Wiele fanów kultowego serialu Gra o tron z ubolewaniem przyjęło informację o tym, że w 2019 roku stacja HBO pokaże ostatni już sezon poczynań rodzin szlacheckich z krainy Westeros. Na otarcie łez niespodziankę dla fanów fantasy szykuje platforma Amazon.
Przedsiębiorstwo zakupiło prawa do adaptacji powieści J.R.R Tolkiena za 250 milionów dolarów, przebijając ofertę Netflixa, który również ostrzył sobie zęby na pokazanie historii hobittów. Jak podaje Hollywood Reporter, całkowity budżet, łącznie z kosztami produkcji i gażami aktorów, pochłonie aż miliard dolarów. Tym samym pobity zostanie rekord serialu The Crown, który kosztował Netflixa 150 milionów dolarów.
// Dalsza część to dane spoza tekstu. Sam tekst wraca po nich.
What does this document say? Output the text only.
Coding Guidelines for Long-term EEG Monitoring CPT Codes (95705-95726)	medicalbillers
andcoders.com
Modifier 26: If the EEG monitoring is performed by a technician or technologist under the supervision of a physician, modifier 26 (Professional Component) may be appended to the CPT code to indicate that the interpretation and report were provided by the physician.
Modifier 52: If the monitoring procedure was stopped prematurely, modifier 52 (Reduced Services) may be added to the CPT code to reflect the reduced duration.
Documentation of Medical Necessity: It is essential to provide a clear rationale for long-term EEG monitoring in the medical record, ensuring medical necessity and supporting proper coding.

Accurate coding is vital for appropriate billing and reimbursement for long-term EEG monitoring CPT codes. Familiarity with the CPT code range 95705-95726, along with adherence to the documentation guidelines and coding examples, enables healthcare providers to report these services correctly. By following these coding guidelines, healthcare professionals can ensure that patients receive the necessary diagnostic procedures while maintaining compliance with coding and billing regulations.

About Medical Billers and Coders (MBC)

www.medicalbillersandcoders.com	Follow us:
Amazon zobowiązał się do produkcji pięciu sezonów serialu, a praca na planie mają ruszyć w ciągu najbliższych dwóch lat.
"Władca Pierścieni" to prawdziwy fenomen kulturowy, który rozpalał wyobraźnię kilku pokoleń przez literaturę i kino - ekscytuje się wykupieniem praw pracownik Amazona.
Serial ma pokazać przygody bohaterów Tolkiena przed tymi opisanymi w pierwszych trzech częściach sagi. Wydarzenia przedstawione w filmowej trylogii Petera Jacksona nie będą osią fabuły serialu.
Dla porównania - koszt jednego odcinka Korony Królów to 200 tysięcy złotych. I to po tym, jak prezes Kurski zlitował się na wyśmiewaną przez internautów produkcją i "sypnął groszem" na kolejne odcinki. Jak myślicie, uda mu się kiedyś przebić rekord Władcy Pierścieni?